Plasmid profile of Bacillus strain: All strains were found to harbor plasmids of at least 30-32 kilobases (kbp; Fig. 5). The plasmid DNA isolated from xylanase producing strain by boiling method described in materials and methods. After electrophoresis, the gel was stained in ethidium bromide solution (0.5 μg ml-1) for 20 min. Then the gel was washed with tap water and placed on an UV-transsilluminator and finally photographed by a camera. Plasmid profile showed that plasmid DNA was about 32 kb in size.
DISCUSSION
There are many reports have been published alkaline xylanase from alkaliphic bacillus sp.[16]. As far my knowledge, xylanase from neutral Bacillus sp. is very rare.

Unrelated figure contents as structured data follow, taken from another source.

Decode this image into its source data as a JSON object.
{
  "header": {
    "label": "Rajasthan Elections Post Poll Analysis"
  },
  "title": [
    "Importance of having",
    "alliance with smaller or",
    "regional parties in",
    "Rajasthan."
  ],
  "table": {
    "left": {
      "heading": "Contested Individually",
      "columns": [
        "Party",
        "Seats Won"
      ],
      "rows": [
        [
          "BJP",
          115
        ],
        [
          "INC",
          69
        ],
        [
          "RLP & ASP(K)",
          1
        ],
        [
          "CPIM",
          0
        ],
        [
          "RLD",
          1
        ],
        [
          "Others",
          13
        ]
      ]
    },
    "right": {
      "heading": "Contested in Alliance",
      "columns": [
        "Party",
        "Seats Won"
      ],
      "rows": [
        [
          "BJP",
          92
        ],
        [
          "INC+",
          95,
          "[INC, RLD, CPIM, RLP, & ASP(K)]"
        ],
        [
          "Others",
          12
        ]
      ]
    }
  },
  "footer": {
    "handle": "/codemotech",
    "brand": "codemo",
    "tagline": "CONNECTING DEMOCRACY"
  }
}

So, the types of xylanase is very interesting. In our study, we have isolated bacterial strains from damp soil and water, which degraded β-1, 4 xylans and to belong to Bacillus genus. In the primary step of our study, the xylanase-producing bacteria were isolated from the collected samples by screening procedure from their colonical growth as clear zone and xylanolytic properties on xylan agar plate. The xylanase activity in each strain was confirmed by measuring the amount of reducing sugars liberated from xylan by the DNS method[13] using crude extract. After isolation of xylanase-producing strains, the strains was identified as Bacillus on the basis of catalase, oxidase, gram-staining and different biochemical tests. It was also observed that, the strains were resistant to four antibiotics i.e. ampicilline, amoxycilline, cotromosilline and chlorophenical and were sensitive to two antibiotics tetracycline and erythromycin.

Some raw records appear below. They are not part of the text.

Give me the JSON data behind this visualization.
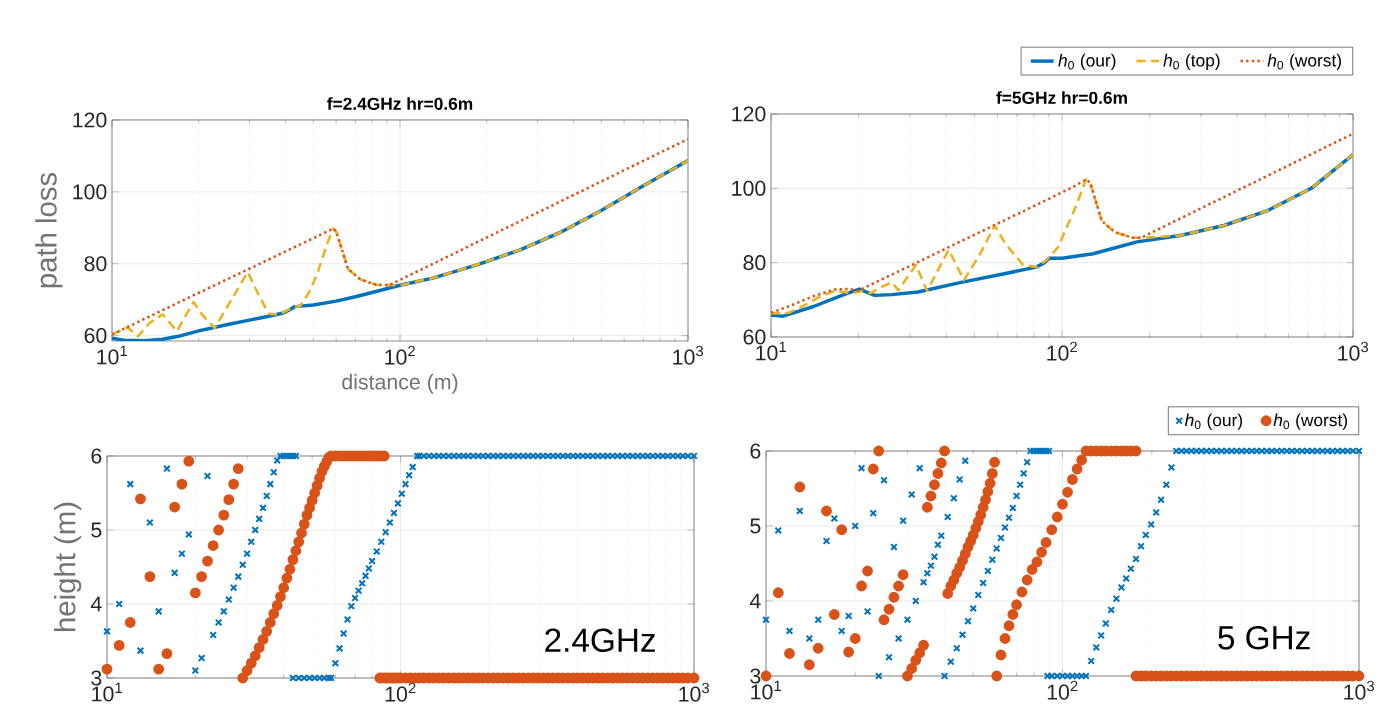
{
  "chart_data": [
    {
      "type": "line",
      "title": "f=2.4GHz hr=0.6m",
      "xlabel": "distance (m)",
      "ylabel": "path loss",
      "log": "x",
      "grid": true,
      "xlim": [
        10,
        1000
      ],
      "ylim": [
        58.5,
        120
      ],
      "xticks": [
        {
          "value": 10,
          "label": "10$^{1}$"
        },
        {
          "value": 100,
          "label": "10$^{2}$"
        },
        {
          "value": 1000,
          "label": "10$^{3}$"
        }
      ],
      "yticks": [
        60,
        80,
        100,
        120
      ],
      "series": [
        {
          "color": "#0072bd",
          "line_style": "solid",
          "x": [
            10,
            11,
            13,
            15,
            17,
            20,
            25,
            30,
            35,
            39,
            41,
            43,
            45,
            50,
            60,
            70,
            80,
            100,
            130,
            185,
            260,
            360,
            500,
            700,
            1000
          ],
          "values": [
            59.3,
            58.7,
            58.6,
            59.0,
            59.8,
            61.3,
            63.0,
            64.3,
            65.4,
            66.2,
            67.0,
            68.0,
            68.2,
            68.5,
            69.6,
            70.8,
            72.0,
            74.0,
            76.0,
            79.7,
            83.8,
            88.7,
            94.8,
            101.7,
            108.7
          ]
        },
        {
          "color": "#edb120",
          "line_style": "dashed",
          "x": [
            10,
            11.3,
            12.3,
            13.5,
            15,
            16.8,
            18,
            19.2,
            20.5,
            22.7,
            26,
            29.6,
            32,
            35,
            38,
            43,
            45,
            48.9,
            52,
            55.8,
            58.6,
            60,
            62,
            66,
            73,
            83,
            92,
            100,
            130,
            185,
            260,
            360,
            500,
            700,
            1000
          ],
          "values": [
            60.3,
            62.3,
            59.8,
            63.5,
            65.9,
            61.2,
            65.5,
            69.3,
            66,
            62.1,
            70,
            77.7,
            72,
            66.1,
            65.8,
            68.0,
            68.2,
            72.7,
            78,
            85.5,
            89.8,
            89,
            85.5,
            78.5,
            75.6,
            74.1,
            74.1,
            74.0,
            76.0,
            79.7,
            83.8,
            88.7,
            94.8,
            101.7,
            108.7
          ]
        },
        {
          "color": "#d95319",
          "line_style": "dotted",
          "x": [
            10,
            20,
            30,
            40,
            50,
            56,
            58.6,
            60,
            62,
            66,
            73,
            83,
            92,
            100,
            200,
            500,
            1000
          ],
          "values": [
            60.3,
            71.9,
            78.6,
            83.4,
            87.1,
            89,
            89.8,
            89,
            85.5,
            78.5,
            75.6,
            74.1,
            74.1,
            75.5,
            87.3,
            102.9,
            114.7
          ]
        }
      ]
    },
    {
      "type": "line",
      "title": "f=5GHz hr=0.6m",
      "log": "x",
      "grid": true,
      "legend": "top right",
      "xlim": [
        10,
        1000
      ],
      "ylim": [
        60,
        120
      ],
      "xticks": [
        {
          "value": 10,
          "label": "10$^{1}$"
        },
        {
          "value": 100,
          "label": "10$^{2}$"
        },
        {
          "value": 1000,
          "label": "10$^{3}$"
        }
      ],
      "yticks": [
        60,
        80,
        100,
        120
      ],
      "series": [
        {
          "name": "*h*$_{0}$ (our)",
          "color": "#0072bd",
          "line_style": "solid",
          "x": [
            10,
            11,
            14,
            17.8,
            20.1,
            22.7,
            26,
            32,
            45,
            64,
            81.5,
            87,
            90.5,
            100,
            128,
            181,
            255,
            360,
            509,
            719,
            1000
          ],
          "values": [
            65.9,
            65.6,
            68.2,
            71.4,
            72.9,
            71.2,
            71.4,
            72.1,
            74.7,
            77.1,
            78.8,
            80,
            81.2,
            81.2,
            82.4,
            85.6,
            87.3,
            90,
            94,
            100,
            109.1
          ]
        },
        {
          "name": "*h*$_{0}$ (top)",
          "color": "#edb120",
          "line_style": "dashed",
          "x": [
            10,
            11.5,
            13,
            14.5,
            16.6,
            19,
            20.5,
            22,
            24,
            26,
            27.4,
            31.5,
            34.4,
            40.8,
            46,
            52,
            58.7,
            64,
            73.5,
            81.5,
            88,
            96.8,
            111,
            121,
            125,
            130,
            137,
            152,
            175,
            187,
            255,
            360,
            509,
            719,
            1000
          ],
          "values": [
            66.3,
            66.5,
            68.5,
            70.6,
            72.4,
            71.8,
            72.3,
            71.8,
            73.5,
            74.7,
            72.6,
            79.4,
            72.4,
            83.5,
            75.3,
            82,
            90,
            85,
            79.4,
            78.8,
            80.5,
            84.1,
            94.7,
            102.4,
            101.5,
            97.1,
            91.2,
            88.2,
            86.7,
            86.7,
            87.3,
            90,
            94,
            100,
            109.1
          ]
        },
        {
          "name": "*h*$_{0}$ (worst)",
          "color": "#d95319",
          "line_style": "dotted",
          "x": [
            10,
            12,
            14,
            16.6,
            18.5,
            20,
            30,
            50,
            80,
            110,
            121,
            125,
            130,
            137,
            152,
            175,
            187,
            300,
            500,
            1000
          ],
          "values": [
            66.5,
            68.8,
            71.0,
            72.8,
            72.9,
            72.5,
            79.1,
            87.5,
            95.2,
            100.5,
            102.4,
            101.5,
            97.1,
            91.2,
            88.2,
            86.7,
            86.7,
            94.6,
            103.1,
            114.7
          ]
        }
      ]
    },
    {
      "type": "scatter",
      "ylabel": "height (m)",
      "log": "x",
      "grid": true,
      "annotations": [
        "2.4GHz"
      ],
      "xlim": [
        10,
        1000
      ],
      "ylim": [
        3,
        6
      ],
      "xticks": [
        {
          "value": 10,
          "label": "10$^{1}$"
        },
        {
          "value": 100,
          "label": "10$^{2}$"
        },
        {
          "value": 1000,
          "label": "10$^{3}$"
        }
      ],
      "yticks": [
        3,
        4,
        5,
        6
      ],
      "series": [
        {
          "color": "#0072bd",
          "marker": "cross",
          "x": [
            10,
            11,
            12,
            13,
            14,
            15,
            16,
            17,
            18,
            19,
            20,
            21,
            22,
            23,
            24,
            25,
            26,
            27,
            28,
            29,
            30,
            31,
            32,
            33,
            34,
            35,
            36,
            37,
            38,
            39,
            40,
            41,
            42,
            43,
            44,
            43,
            45,
            47,
            49,
            51,
            53,
            55,
            57,
            58,
            60,
            62,
            64,
            66,
            68,
            70,
            72,
            74,
            76,
            78,
            80,
            83,
            86,
            89,
            92,
            95,
            98,
            101,
            104,
            107,
            110,
            114,
            116,
            120,
            125,
            130,
            135,
            140,
            146,
            152,
            158,
            164,
            170,
            177,
            184,
            191,
            199,
            207,
            215,
            224,
            233,
            242,
            252,
            262,
            272,
            283,
            294,
            306,
            318,
            331,
            344,
            358,
            372,
            387,
            402,
            418,
            435,
            452,
            470,
            489,
            508,
            528,
            549,
            571,
            594,
            618,
            643,
            669,
            696,
            724,
            753,
            783,
            814,
            847,
            881,
            916,
            953,
            1000
          ],
          "values": [
            3.63,
            4.0,
            5.62,
            3.37,
            5.1,
            3.9,
            5.83,
            4.42,
            4.68,
            4.94,
            3.1,
            3.27,
            5.73,
            3.58,
            3.75,
            3.9,
            4.06,
            4.22,
            4.37,
            4.53,
            4.68,
            4.84,
            5.0,
            5.15,
            5.3,
            5.46,
            5.62,
            5.78,
            5.94,
            6,
            6,
            6,
            6,
            6,
            6,
            3,
            3,
            3,
            3,
            3,
            3,
            3,
            3,
            3.0,
            3.2,
            3.4,
            3.6,
            3.79,
            3.97,
            4.08,
            4.18,
            4.28,
            4.38,
            4.48,
            4.58,
            4.71,
            4.84,
            4.97,
            5.1,
            5.23,
            5.36,
            5.49,
            5.62,
            5.74,
            5.85,
            6.0,
            6,
            6,
            6,
            6,
            6,
            6,
            6,
            6,
            6,
            6,
            6,
            6,
            6,
            6,
            6,
            6,
            6,
            6,
            6,
            6,
            6,
            6,
            6,
            6,
            6,
            6,
            6,
            6,
            6,
            6,
            6,
            6,
            6,
            6,
            6,
            6,
            6,
            6,
            6,
            6,
            6,
            6,
            6,
            6,
            6,
            6,
            6,
            6,
            6,
            6,
            6,
            6,
            6,
            6,
            6,
            6
          ]
        },
        {
          "color": "#d95319",
          "marker": "circle",
          "x": [
            10,
            11,
            12,
            13,
            14,
            15,
            16,
            17,
            18,
            19,
            20,
            21,
            22,
            23,
            24,
            25,
            26,
            27,
            28,
            29,
            30,
            31,
            32,
            33,
            34,
            35,
            36,
            37,
            38,
            39,
            40,
            41,
            42,
            43,
            44,
            45,
            46,
            47,
            48,
            49,
            50,
            51,
            52,
            53,
            54,
            55,
            56,
            57,
            58,
            60,
            62,
            64,
            66,
            68,
            70,
            72,
            74,
            76,
            78,
            80,
            82,
            84,
            86,
            88,
            85,
            86.5,
            88.5,
            90,
            92,
            94,
            96,
            98,
            100,
            104,
            108,
            112,
            116,
            120,
            125,
            130,
            135,
            140,
            146,
            152,
            158,
            164,
            170,
            177,
            184,
            191,
            199,
            207,
            215,
            224,
            233,
            242,
            252,
            262,
            272,
            283,
            294,
            306,
            318,
            331,
            344,
            358,
            372,
            387,
            402,
            418,
            435,
            452,
            470,
            489,
            508,
            528,
            549,
            571,
            594,
            618,
            643,
            669,
            696,
            724,
            753,
            783,
            814,
            847,
            881,
            916,
            953,
            1000
          ],
          "values": [
            3.12,
            3.44,
            3.75,
            5.42,
            4.37,
            3.12,
            3.33,
            5.31,
            5.62,
            5.93,
            4.15,
            4.37,
            4.58,
            4.79,
            5.0,
            5.2,
            5.41,
            5.62,
            5.83,
            3.0,
            3.1,
            3.2,
            3.3,
            3.41,
            3.52,
            3.63,
            3.75,
            3.87,
            3.98,
            4.1,
            4.22,
            4.35,
            4.47,
            4.6,
            4.72,
            4.84,
            4.96,
            5.08,
            5.2,
            5.3,
            5.4,
            5.5,
            5.6,
            5.7,
            5.79,
            5.86,
            5.92,
            5.98,
            6.0,
            6,
            6,
            6,
            6,
            6,
            6,
            6,
            6,
            6,
            6,
            6,
            6,
            6,
            6,
            6,
            3,
            3,
            3,
            3,
            3,
            3,
            3,
            3,
            3,
            3,
            3,
            3,
            3,
            3,
            3,
            3,
            3,
            3,
            3,
            3,
            3,
            3,
            3,
            3,
            3,
            3,
            3,
            3,
            3,
            3,
            3,
            3,
            3,
            3,
            3,
            3,
            3,
            3,
            3,
            3,
            3,
            3,
            3,
            3,
            3,
            3,
            3,
            3,
            3,
            3,
            3,
            3,
            3,
            3,
            3,
            3,
            3,
            3,
            3,
            3,
            3,
            3,
            3,
            3,
            3,
            3,
            3,
            3
          ]
        }
      ]
    },
    {
      "type": "scatter",
      "log": "x",
      "grid": true,
      "legend": "top right",
      "annotations": [
        "5 GHz"
      ],
      "xlim": [
        10,
        1000
      ],
      "ylim": [
        3,
        6
      ],
      "xticks": [
        {
          "value": 10,
          "label": "10$^{1}$"
        },
        {
          "value": 100,
          "label": "10$^{2}$"
        },
        {
          "value": 1000,
          "label": "10$^{3}$"
        }
      ],
      "yticks": [
        3,
        4,
        5,
        6
      ],
      "series": [
        {
          "name": "*h*$_{0}$ (our)",
          "color": "#0072bd",
          "marker": "cross",
          "x": [
            10,
            11,
            12,
            13,
            14,
            15,
            16,
            17,
            18,
            19,
            20,
            21,
            22,
            23,
            24,
            25,
            26,
            27,
            28,
            29,
            30,
            31,
            32,
            33,
            34,
            35,
            36,
            37,
            38,
            39,
            41,
            43,
            45,
            47,
            40,
            42,
            44,
            46,
            48,
            50,
            52,
            54,
            56,
            58,
            60,
            62,
            64,
            66,
            68,
            70,
            72,
            74,
            76,
            78,
            80,
            82,
            84,
            86,
            88,
            90,
            89,
            92,
            96,
            100,
            104,
            108,
            112,
            116,
            120,
            125,
            130,
            135,
            140,
            146,
            152,
            158,
            164,
            170,
            177,
            184,
            191,
            199,
            207,
            215,
            224,
            233,
            242,
            252,
            262,
            272,
            283,
            294,
            306,
            318,
            331,
            344,
            358,
            372,
            387,
            402,
            418,
            435,
            452,
            470,
            489,
            508,
            528,
            549,
            571,
            594,
            618,
            643,
            669,
            696,
            724,
            753,
            783,
            814,
            847,
            881,
            916,
            953,
            1000
          ],
          "values": [
            3.75,
            4.94,
            3.6,
            5.2,
            3.5,
            3.75,
            4.8,
            5.1,
            3.6,
            3.8,
            5.0,
            5.77,
            3.86,
            5.17,
            3.0,
            5.61,
            3.25,
            4.72,
            3.5,
            5.07,
            3.75,
            5.42,
            4.0,
            5.77,
            4.25,
            4.37,
            4.47,
            4.59,
            4.75,
            4.87,
            5.12,
            5.37,
            5.62,
            5.87,
            3.0,
            3.19,
            3.37,
            3.55,
            3.73,
            3.9,
            4.08,
            4.24,
            4.4,
            4.55,
            4.7,
            4.84,
            4.98,
            5.11,
            5.24,
            5.4,
            5.55,
            5.7,
            5.85,
            6.0,
            6,
            6,
            6,
            6,
            6,
            6,
            3,
            3,
            3,
            3,
            3,
            3,
            3,
            3,
            3.0,
            3.2,
            3.38,
            3.54,
            3.7,
            3.88,
            4.03,
            4.18,
            4.3,
            4.43,
            4.56,
            4.73,
            4.88,
            5.02,
            5.18,
            5.35,
            5.55,
            5.78,
            6.0,
            6,
            6,
            6,
            6,
            6,
            6,
            6,
            6,
            6,
            6,
            6,
            6,
            6,
            6,
            6,
            6,
            6,
            6,
            6,
            6,
            6,
            6,
            6,
            6,
            6,
            6,
            6,
            6,
            6,
            6,
            6,
            6,
            6,
            6,
            6,
            6
          ]
        },
        {
          "name": "*h*$_{0}$ (worst)",
          "color": "#d95319",
          "marker": "circle",
          "x": [
            10,
            11,
            12,
            13,
            14,
            15,
            16,
            17,
            18,
            19,
            20,
            21,
            22,
            23,
            24,
            25,
            26,
            27,
            28,
            29,
            30,
            31,
            32,
            33,
            34,
            35,
            36,
            37,
            38,
            39,
            40,
            41,
            42,
            43,
            44,
            45,
            46,
            47,
            48,
            49,
            50,
            51,
            52,
            53,
            54,
            55,
            56,
            57,
            58,
            59,
            60,
            62,
            64,
            66,
            68,
            70,
            73,
            76,
            79,
            82,
            85,
            88,
            92,
            96,
            100,
            104,
            108,
            112,
            116,
            120,
            125,
            130,
            135,
            140,
            146,
            152,
            158,
            164,
            170,
            177,
            177,
            184,
            191,
            199,
            207,
            215,
            224,
            233,
            242,
            252,
            262,
            272,
            283,
            294,
            306,
            318,
            331,
            344,
            358,
            372,
            387,
            402,
            418,
            435,
            452,
            470,
            489,
            508,
            528,
            549,
            571,
            594,
            618,
            643,
            669,
            696,
            724,
            753,
            783,
            814,
            847,
            881,
            916,
            953,
            1000
          ],
          "values": [
            3.0,
            4.11,
            3.3,
            5.52,
            3.15,
            3.37,
            5.2,
            3.82,
            4.95,
            3.32,
            3.5,
            4.2,
            4.4,
            5.76,
            6.0,
            3.75,
            3.89,
            4.05,
            4.2,
            4.35,
            3.0,
            3.1,
            3.21,
            3.31,
            3.41,
            5.25,
            5.4,
            5.55,
            5.7,
            5.84,
            6.0,
            4.1,
            4.2,
            4.28,
            4.37,
            4.45,
            4.54,
            4.63,
            4.72,
            4.8,
            4.88,
            4.97,
            5.06,
            5.15,
            5.25,
            5.35,
            5.46,
            5.57,
            5.7,
            5.85,
            3.0,
            3.28,
            3.5,
            3.67,
            3.82,
            3.95,
            4.12,
            4.28,
            4.42,
            4.52,
            4.65,
            4.78,
            4.95,
            5.12,
            5.29,
            5.45,
            5.62,
            5.76,
            5.88,
            6.0,
            6,
            6,
            6,
            6,
            6,
            6,
            6,
            6,
            6,
            6,
            3,
            3,
            3,
            3,
            3,
            3,
            3,
            3,
            3,
            3,
            3,
            3,
            3,
            3,
            3,
            3,
            3,
            3,
            3,
            3,
            3,
            3,
            3,
            3,
            3,
            3,
            3,
            3,
            3,
            3,
            3,
            3,
            3,
            3,
            3,
            3,
            3,
            3,
            3,
            3,
            3,
            3,
            3,
            3,
            3
          ]
        }
      ]
    }
  ]
}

In the next step of our study, xylanase-encoding plasmid DNA from xylanase-producing and multi-drug resistant Aeromonas bacteria was isolated by Mini-Scale boiling method. The purified plasmid DNA was subjected to agarose gel electrophoresis with reference to a marker DNA (λDNA Hind III digested), a single plasmid of about 32 kb in size was measured (Fig. 5). Toshiaki Kudo reported that plasmid pAX1 from Aeromonas sp. No 212 was isolated from transformants producing xylanase and the xylanase gene was located in a 6.0 kb HindIII fragment[18].

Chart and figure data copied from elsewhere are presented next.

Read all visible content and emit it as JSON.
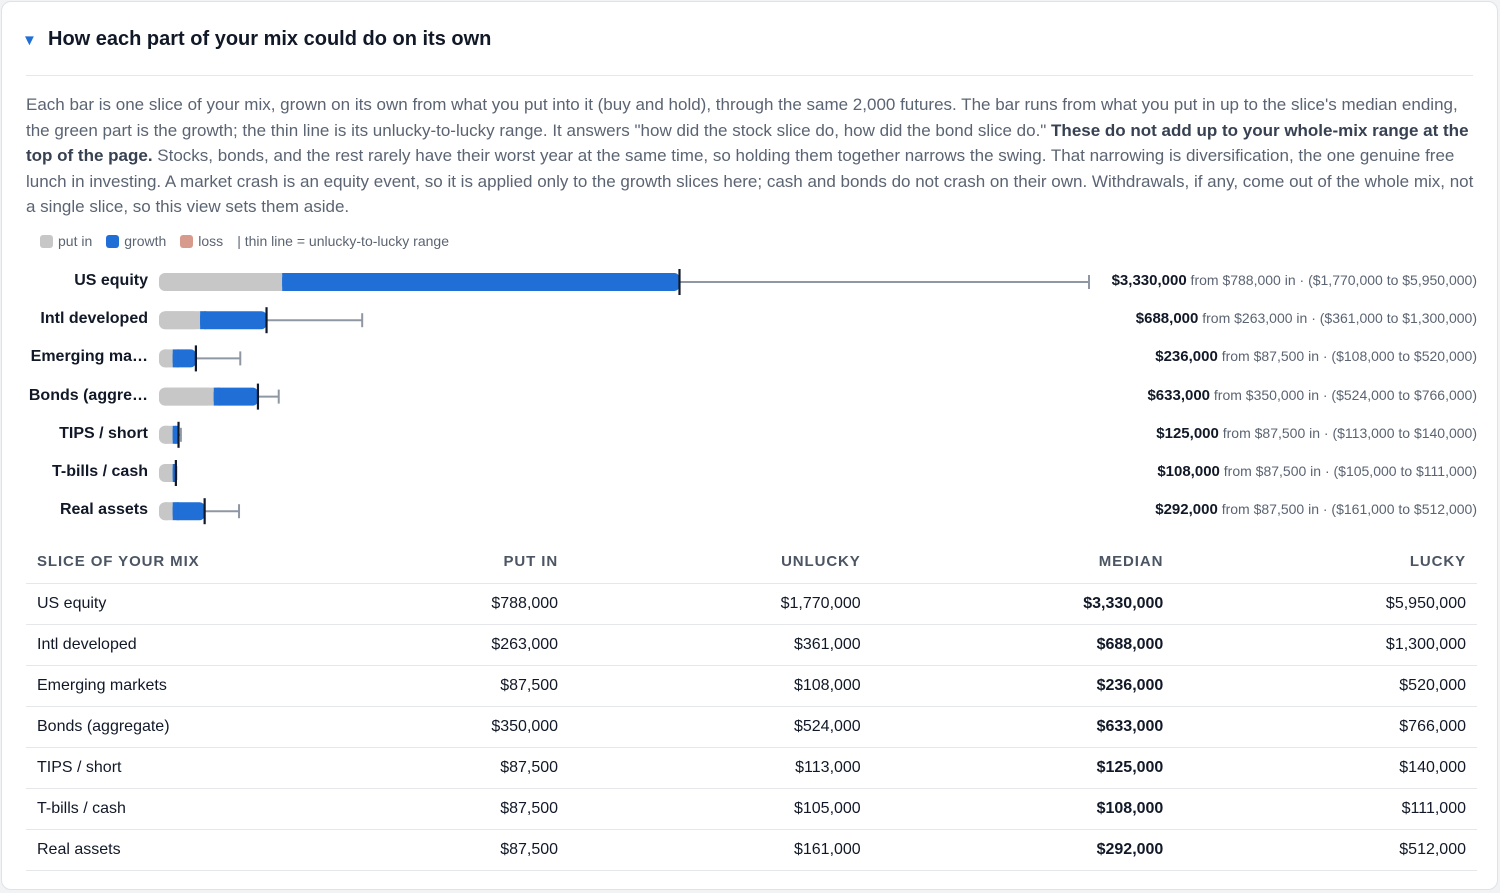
{
  "section": {
    "caret": "▼",
    "title": "How each part of your mix could do on its own"
  },
  "description": {
    "text1": "Each bar is one slice of your mix, grown on its own from what you put into it (buy and hold), through the same 2,000 futures. The bar runs from what you put in up to the slice's median ending, the green part is the growth; the thin line is its unlucky-to-lucky range. It answers \"how did the stock slice do, how did the bond slice do.\" ",
    "bold": "These do not add up to your whole-mix range at the top of the page.",
    "text2": " Stocks, bonds, and the rest rarely have their worst year at the same time, so holding them together narrows the swing. That narrowing is diversification, the one genuine free lunch in investing. A market crash is an equity event, so it is applied only to the growth slices here; cash and bonds do not crash on their own. Withdrawals, if any, come out of the whole mix, not a single slice, so this view sets them aside."
  },
  "legend": {
    "put_in": "put in",
    "growth": "growth",
    "loss": "loss",
    "range": "| thin line = unlucky-to-lucky range"
  },
  "colors": {
    "put_in": "#c7c7c7",
    "growth": "#1f6fd6",
    "loss": "#d99a8e",
    "range": "#8f97a3",
    "median_tick": "#111827"
  },
  "chart_data": {
    "type": "bar",
    "rows": [
      {
        "label": "US equity",
        "put_in": 788000,
        "unlucky": 1770000,
        "median": 3330000,
        "lucky": 5950000,
        "median_text": "$3,330,000",
        "detail_text": "from $788,000 in · ($1,770,000 to $5,950,000)"
      },
      {
        "label": "Intl developed",
        "put_in": 263000,
        "unlucky": 361000,
        "median": 688000,
        "lucky": 1300000,
        "median_text": "$688,000",
        "detail_text": "from $263,000 in · ($361,000 to $1,300,000)"
      },
      {
        "label": "Emerging ma…",
        "put_in": 87500,
        "unlucky": 108000,
        "median": 236000,
        "lucky": 520000,
        "median_text": "$236,000",
        "detail_text": "from $87,500 in · ($108,000 to $520,000)"
      },
      {
        "label": "Bonds (aggre…",
        "put_in": 350000,
        "unlucky": 524000,
        "median": 633000,
        "lucky": 766000,
        "median_text": "$633,000",
        "detail_text": "from $350,000 in · ($524,000 to $766,000)"
      },
      {
        "label": "TIPS / short",
        "put_in": 87500,
        "unlucky": 113000,
        "median": 125000,
        "lucky": 140000,
        "median_text": "$125,000",
        "detail_text": "from $87,500 in · ($113,000 to $140,000)"
      },
      {
        "label": "T-bills / cash",
        "put_in": 87500,
        "unlucky": 105000,
        "median": 108000,
        "lucky": 111000,
        "median_text": "$108,000",
        "detail_text": "from $87,500 in · ($105,000 to $111,000)"
      },
      {
        "label": "Real assets",
        "put_in": 87500,
        "unlucky": 161000,
        "median": 292000,
        "lucky": 512000,
        "median_text": "$292,000",
        "detail_text": "from $87,500 in · ($161,000 to $512,000)"
      }
    ],
    "xlim": [
      0,
      5950000
    ]
  },
  "table": {
    "headers": [
      "Slice of your mix",
      "Put in",
      "Unlucky",
      "Median",
      "Lucky"
    ],
    "rows": [
      [
        "US equity",
        "$788,000",
        "$1,770,000",
        "$3,330,000",
        "$5,950,000"
      ],
      [
        "Intl developed",
        "$263,000",
        "$361,000",
        "$688,000",
        "$1,300,000"
      ],
      [
        "Emerging markets",
        "$87,500",
        "$108,000",
        "$236,000",
        "$520,000"
      ],
      [
        "Bonds (aggregate)",
        "$350,000",
        "$524,000",
        "$633,000",
        "$766,000"
      ],
      [
        "TIPS / short",
        "$87,500",
        "$113,000",
        "$125,000",
        "$140,000"
      ],
      [
        "T-bills / cash",
        "$87,500",
        "$105,000",
        "$108,000",
        "$111,000"
      ],
      [
        "Real assets",
        "$87,500",
        "$161,000",
        "$292,000",
        "$512,000"
      ]
    ]
  }
}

Due to limitation of our laboratory facilities, it was not possible to characterize the plasmid in details. Further study is now going on to digest the plasmid DNA with different restriction enzymes, which will help us to establish a complete restriction map of the plasmid. From this restriction map we may characterize the plasmid structure of the xylanase-producing Bacillus.